Hi barrez
Thank you for replying, my thoughts are following direction:
1. Achieving high performance by parallelizing processing of certain steps , where human participant mentions the task to be executed in parallel (by System - e.g Parallel_Business_Rules_task or sending Mails). The BPM engine takes care of processing the same task on multiple nodes of BPM cluster and joins back to the originator node on completion. Where HDFS kind of infrastructure is used to take care of file replication/consolidation across these nodes. These tasks generally work on file or DB (relation or column based).
2. Essentially the above approach the user decides which business step can run in parallel (say sending mail to 1,00,000 users) and what part of data each of these parallel braches work (say 10,000 mails per BPm node ) is decided by BPM engine based on some provided threshold. By the virtue of running BPM engine across multiple node we could possible shift execution of a task to multiple BPM engines in the cluster provided we have required data on those nodes.
3. This would mean having some kind of Job monitor and failure recovery mechanism.
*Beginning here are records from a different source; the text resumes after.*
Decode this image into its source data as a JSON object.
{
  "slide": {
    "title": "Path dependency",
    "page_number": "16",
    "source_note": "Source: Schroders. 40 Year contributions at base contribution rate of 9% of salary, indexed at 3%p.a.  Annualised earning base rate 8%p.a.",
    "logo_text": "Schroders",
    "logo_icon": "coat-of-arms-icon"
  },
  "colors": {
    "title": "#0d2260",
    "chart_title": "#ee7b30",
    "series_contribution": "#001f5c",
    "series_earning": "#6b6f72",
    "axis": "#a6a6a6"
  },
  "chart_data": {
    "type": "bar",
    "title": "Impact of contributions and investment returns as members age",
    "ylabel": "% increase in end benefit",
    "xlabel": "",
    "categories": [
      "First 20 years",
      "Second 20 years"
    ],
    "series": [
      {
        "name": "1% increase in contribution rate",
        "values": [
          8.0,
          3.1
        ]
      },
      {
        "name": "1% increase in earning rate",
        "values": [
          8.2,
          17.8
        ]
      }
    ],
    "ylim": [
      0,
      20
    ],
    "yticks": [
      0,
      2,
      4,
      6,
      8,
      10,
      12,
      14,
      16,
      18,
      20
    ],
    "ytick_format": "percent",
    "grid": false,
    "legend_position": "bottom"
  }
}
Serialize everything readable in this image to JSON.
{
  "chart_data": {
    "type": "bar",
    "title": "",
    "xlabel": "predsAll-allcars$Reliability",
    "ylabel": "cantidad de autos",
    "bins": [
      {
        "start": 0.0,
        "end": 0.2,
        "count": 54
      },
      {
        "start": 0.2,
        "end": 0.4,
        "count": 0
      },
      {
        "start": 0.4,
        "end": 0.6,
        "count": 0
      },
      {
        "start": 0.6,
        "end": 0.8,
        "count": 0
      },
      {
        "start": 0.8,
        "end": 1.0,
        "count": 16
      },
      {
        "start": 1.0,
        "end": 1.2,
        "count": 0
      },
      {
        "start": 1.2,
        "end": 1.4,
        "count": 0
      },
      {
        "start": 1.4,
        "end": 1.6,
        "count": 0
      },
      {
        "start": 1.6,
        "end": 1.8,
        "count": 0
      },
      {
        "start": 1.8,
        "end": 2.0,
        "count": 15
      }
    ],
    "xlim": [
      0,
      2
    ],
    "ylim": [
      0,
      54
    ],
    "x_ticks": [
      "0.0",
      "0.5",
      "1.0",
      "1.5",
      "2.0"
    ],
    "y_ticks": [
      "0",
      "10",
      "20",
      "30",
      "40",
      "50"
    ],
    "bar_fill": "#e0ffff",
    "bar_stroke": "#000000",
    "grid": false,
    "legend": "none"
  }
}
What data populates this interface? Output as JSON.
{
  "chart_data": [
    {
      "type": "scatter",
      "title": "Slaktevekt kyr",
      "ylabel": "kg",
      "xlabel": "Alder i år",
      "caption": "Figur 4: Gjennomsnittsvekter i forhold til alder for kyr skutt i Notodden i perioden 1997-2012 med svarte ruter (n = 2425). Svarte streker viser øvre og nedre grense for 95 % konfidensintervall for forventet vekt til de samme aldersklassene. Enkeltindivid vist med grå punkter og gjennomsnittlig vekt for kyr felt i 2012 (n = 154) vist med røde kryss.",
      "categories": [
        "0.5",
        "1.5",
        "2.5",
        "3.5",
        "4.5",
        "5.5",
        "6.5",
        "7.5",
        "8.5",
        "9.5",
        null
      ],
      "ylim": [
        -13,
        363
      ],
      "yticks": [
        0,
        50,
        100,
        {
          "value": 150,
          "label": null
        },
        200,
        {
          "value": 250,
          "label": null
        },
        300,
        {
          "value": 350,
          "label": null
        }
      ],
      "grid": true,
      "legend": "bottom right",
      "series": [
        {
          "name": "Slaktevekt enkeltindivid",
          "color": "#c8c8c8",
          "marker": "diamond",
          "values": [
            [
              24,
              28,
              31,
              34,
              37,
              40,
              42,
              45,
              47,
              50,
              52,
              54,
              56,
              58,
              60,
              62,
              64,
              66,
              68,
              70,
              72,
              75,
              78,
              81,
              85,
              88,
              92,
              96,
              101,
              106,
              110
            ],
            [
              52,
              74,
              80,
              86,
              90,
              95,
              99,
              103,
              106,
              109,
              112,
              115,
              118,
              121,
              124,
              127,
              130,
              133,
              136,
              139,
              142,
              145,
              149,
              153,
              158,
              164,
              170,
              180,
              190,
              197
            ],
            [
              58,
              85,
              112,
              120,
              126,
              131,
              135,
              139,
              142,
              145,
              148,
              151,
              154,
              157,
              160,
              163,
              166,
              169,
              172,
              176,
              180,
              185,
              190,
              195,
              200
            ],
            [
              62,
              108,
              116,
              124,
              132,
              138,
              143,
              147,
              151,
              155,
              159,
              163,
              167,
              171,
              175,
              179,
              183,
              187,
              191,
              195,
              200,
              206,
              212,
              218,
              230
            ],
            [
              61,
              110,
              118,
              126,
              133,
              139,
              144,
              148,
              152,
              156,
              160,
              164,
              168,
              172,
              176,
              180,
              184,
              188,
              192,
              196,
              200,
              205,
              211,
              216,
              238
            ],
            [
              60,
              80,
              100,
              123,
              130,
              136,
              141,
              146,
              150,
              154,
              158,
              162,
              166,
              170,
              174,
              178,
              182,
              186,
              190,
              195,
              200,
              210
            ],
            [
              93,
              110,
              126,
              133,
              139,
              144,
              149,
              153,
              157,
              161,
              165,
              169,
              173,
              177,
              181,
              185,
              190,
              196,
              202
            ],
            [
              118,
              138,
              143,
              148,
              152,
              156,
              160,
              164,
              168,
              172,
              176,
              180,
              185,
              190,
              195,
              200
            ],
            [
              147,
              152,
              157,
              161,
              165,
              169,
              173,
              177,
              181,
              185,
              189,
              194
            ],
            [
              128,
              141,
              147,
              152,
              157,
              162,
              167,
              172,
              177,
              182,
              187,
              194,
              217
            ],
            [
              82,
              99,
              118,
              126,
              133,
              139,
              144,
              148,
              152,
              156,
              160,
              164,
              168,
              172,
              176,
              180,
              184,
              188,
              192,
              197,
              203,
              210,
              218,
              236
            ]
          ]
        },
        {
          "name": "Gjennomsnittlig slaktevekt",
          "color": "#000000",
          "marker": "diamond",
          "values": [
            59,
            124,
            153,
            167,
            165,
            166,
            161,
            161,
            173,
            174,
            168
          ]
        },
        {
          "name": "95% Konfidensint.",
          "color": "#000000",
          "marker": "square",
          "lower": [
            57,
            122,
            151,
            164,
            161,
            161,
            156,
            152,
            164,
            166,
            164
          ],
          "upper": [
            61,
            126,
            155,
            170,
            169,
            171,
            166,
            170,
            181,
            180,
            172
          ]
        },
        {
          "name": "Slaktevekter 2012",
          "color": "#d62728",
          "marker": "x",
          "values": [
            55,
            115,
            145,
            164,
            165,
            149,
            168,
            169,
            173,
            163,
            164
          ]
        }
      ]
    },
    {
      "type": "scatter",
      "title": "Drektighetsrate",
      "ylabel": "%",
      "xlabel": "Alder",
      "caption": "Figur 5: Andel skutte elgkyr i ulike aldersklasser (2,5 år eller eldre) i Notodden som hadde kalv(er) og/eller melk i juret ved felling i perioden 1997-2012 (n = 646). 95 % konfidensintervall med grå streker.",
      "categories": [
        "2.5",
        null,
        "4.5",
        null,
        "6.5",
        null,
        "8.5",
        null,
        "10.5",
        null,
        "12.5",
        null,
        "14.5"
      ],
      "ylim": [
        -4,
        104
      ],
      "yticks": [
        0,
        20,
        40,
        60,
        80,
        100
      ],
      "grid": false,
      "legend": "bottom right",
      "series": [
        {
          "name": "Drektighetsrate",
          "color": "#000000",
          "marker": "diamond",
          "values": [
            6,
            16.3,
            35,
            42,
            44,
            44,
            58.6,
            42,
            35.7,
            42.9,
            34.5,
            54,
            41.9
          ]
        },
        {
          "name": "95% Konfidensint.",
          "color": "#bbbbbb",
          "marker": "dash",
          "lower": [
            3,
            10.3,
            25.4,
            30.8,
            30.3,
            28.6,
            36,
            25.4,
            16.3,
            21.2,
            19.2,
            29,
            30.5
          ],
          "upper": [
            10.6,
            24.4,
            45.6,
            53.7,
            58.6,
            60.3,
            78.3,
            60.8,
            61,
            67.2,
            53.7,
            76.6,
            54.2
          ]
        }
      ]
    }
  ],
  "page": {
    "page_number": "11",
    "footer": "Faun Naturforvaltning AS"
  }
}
Wherein we can think of Activiti GRID engine (the new software piece) to take care of such tasks, we can possibly borrow from hadoop kind of platform for such capability (not sure though).
One might reason that these are batch oriented tasks and hence better kept outside tradition BPM paradigm , but personally I see lot of value if a BPM engine can model and take care of such tasks (at a very high level to start with , say what the task does can be done in Plain Java, the platform takes case of rest of the management stuff)
Thank you
Best Regards
Krishnendu